While "the document of title" is not defined in the act, it does not apply to a conditional sales contract, but rather, is meant to embrace bills of lading, warehouse receipts, and documents of a similar nature. Cf. uniform sales act, CL 1948, § 440.76, subd (1) (Stat Ann § 19.316, subd [1]):

"`Document of title to goods' includes any bill of lading, dock warrant, warehouse receipt or order for the delivery of goods, or any other document used in the ordinary course of business in the sale or transfer of goods, as proof of the possession or control of the goods, or authorizing or purporting to authorize the possesser of the document to transfer or receive, either by indorsement or by delivery, goods represented by such document."

See, also, comment to Uniform Commercial Code, § 1-201(15), Am Law Inst, 1957 official text.

[5] "(b) The entrusting * * * of * * * instruments * * * shall be equivalent to the like entrusting of any documents or instruments which the trustee may procure in substitution, or which represent the same goods or instruments or the proceeds thereof, and, which the trustee negotiates to a purchaser in good faith and for value."

The structure of the act makes it clear that the term negotiates, as here employed, is not a term of art but applies to any instruments procured in substitution, whether negotiable or nonnegotiable.

[6] Cf. Gilmore, The Commercial Doctrine of Good Faith Purchase, 63 Yale L J 1057, 1103.

[7] See Skilton, Cars for Sale (Automobile Financing), 1957 Wis L Rev 352, 416, 417, 424.

[8] The draftsman of the act, in explaining the use of the term "instruments in such form as to be negotiable by the borrower, or such form as by common practice are purchased and sold as if negotiable" stated that the clause was "an attempt to give protection, in the type of transaction, to the purchase of investment instruments which are in fact freely dealt with on the market, without too close regard to whether a particular court would hold one or some of such instruments to be nonnegotiable. See definition of `instrument.'"

As to such definition of "instrument," here referred to, the draftsman states as follows in section 1: "The attempt is here made to include under `instrument' those instruments which are in fact dealt with on the investment market, without too close regard to whether a particular court may hold any of them to fall outside the negotiable instruments law." Handbook of the National Conference of Commissioners on Uniform State Laws and Proceedings, 1926. pp 404 and 400, respectively.

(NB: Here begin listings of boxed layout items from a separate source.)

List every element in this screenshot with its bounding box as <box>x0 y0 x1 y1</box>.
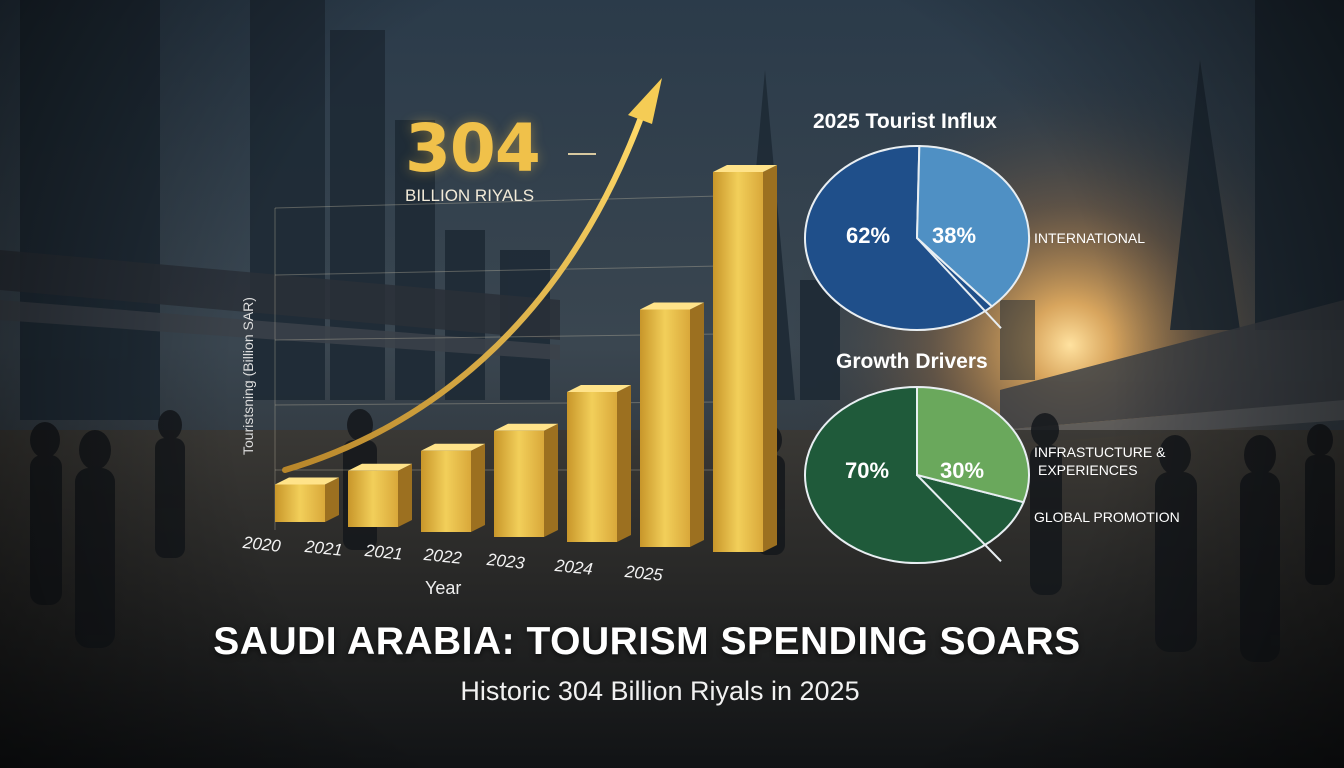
pie1-slice-label-62: 62% <box>846 223 891 248</box>
callout-dash <box>568 153 596 155</box>
bar-side <box>763 165 777 552</box>
bar-top <box>421 443 485 451</box>
pie-slice-0 <box>804 145 994 331</box>
bar-2 <box>421 443 485 532</box>
trend-arrowhead <box>628 78 662 124</box>
x-tick-label: 2020 <box>242 533 282 556</box>
bar-side <box>690 302 704 547</box>
bar-top <box>713 165 777 172</box>
bar-5 <box>640 302 704 547</box>
bar-top <box>567 385 631 392</box>
bar-top <box>494 423 558 431</box>
pie2-legend-global-promotion: GLOBAL PROMOTION <box>1034 509 1180 525</box>
pie1-legend-international: INTERNATIONAL <box>1034 230 1145 246</box>
bar-0 <box>275 477 339 522</box>
x-tick-label: 2025 <box>624 562 664 585</box>
bar-3 <box>494 423 558 537</box>
bar-1 <box>348 463 412 527</box>
bar-side <box>617 385 631 542</box>
pie2-title: Growth Drivers <box>836 350 988 373</box>
x-tick-label: 2021 <box>304 537 344 560</box>
x-tick-label: 2024 <box>554 556 594 579</box>
pie2-legend-infrastructure: INFRASTUCTURE & <box>1034 444 1166 460</box>
bar-top <box>275 477 339 485</box>
bar-front <box>421 450 471 532</box>
pie1-slice-label-38: 38% <box>932 223 977 248</box>
pie2-slice-label-70: 70% <box>845 458 890 483</box>
pie1-title: 2025 Tourist Influx <box>813 110 997 133</box>
pie-chart-tourist-influx <box>804 145 1030 331</box>
bar-4 <box>567 385 631 542</box>
bar-6 <box>713 165 777 552</box>
bar-top <box>348 463 412 471</box>
bar-front <box>494 430 544 537</box>
pie-divider <box>916 474 1002 562</box>
pie-slice-1 <box>915 145 1030 308</box>
x-tick-label: 2022 <box>423 545 463 568</box>
trend-arrow <box>282 117 643 473</box>
bar-front <box>640 309 690 547</box>
bar-front <box>567 392 617 542</box>
bar-side <box>471 443 485 532</box>
bar-front <box>275 484 325 522</box>
bar-side <box>544 423 558 537</box>
bar-series <box>275 165 777 552</box>
pie-chart-growth-drivers <box>804 385 1031 564</box>
x-tick-label: 2021 <box>364 541 404 564</box>
bar-top <box>640 302 704 310</box>
pie-slice-0 <box>804 385 1025 564</box>
bar-front <box>713 172 763 552</box>
callout-unit: BILLION RIYALS <box>405 186 535 205</box>
pie-divider <box>916 237 1002 329</box>
x-axis-label: Year <box>425 578 462 598</box>
bar-side <box>325 477 339 522</box>
pie2-legend-experiences: EXPERIENCES <box>1038 462 1138 478</box>
x-tick-label: 2023 <box>486 550 526 573</box>
bar-chart <box>274 78 777 552</box>
bar-front <box>348 470 398 527</box>
headline: SAUDI ARABIA: TOURISM SPENDING SOARS <box>213 620 1081 663</box>
pie2-slice-label-30: 30% <box>940 458 985 483</box>
pie-slice-1 <box>916 385 1031 504</box>
bar-side <box>398 463 412 527</box>
y-axis-label: Touristsning (Billion SAR) <box>240 297 256 455</box>
subheadline: Historic 304 Billion Riyals in 2025 <box>460 676 860 706</box>
callout-value: 304 <box>405 110 541 187</box>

[9] See 9C Uniform Laws Annotated, p 224. See, also, report of committee on uniform trust receipts act to the national conference of commissioners on uniform state laws with respect to the seventh (and final) draft of the act.

"The basic theory of the act still rests on these propositions: * * *

"(2) That the trust receipt is not adapted to displacing the chattel mortgage as a device to give security against the borrower's dishonesty: but that the lender who lends on trust receipt assumes all risk of the borrower's dishonesty or fraud. The security to be offered is security against the borrower's honest insolvency. Within this limit, the act as proposed makes every concession to the lender. None of the concessions made goes beyond this limit: and thereby the adequate protection of purchasers and other creditors of the borrower is assured." (Emphasis theirs.) Handbook of National Conference of Commissioners on Uniform State Laws and Proceedings, 1933, p 241.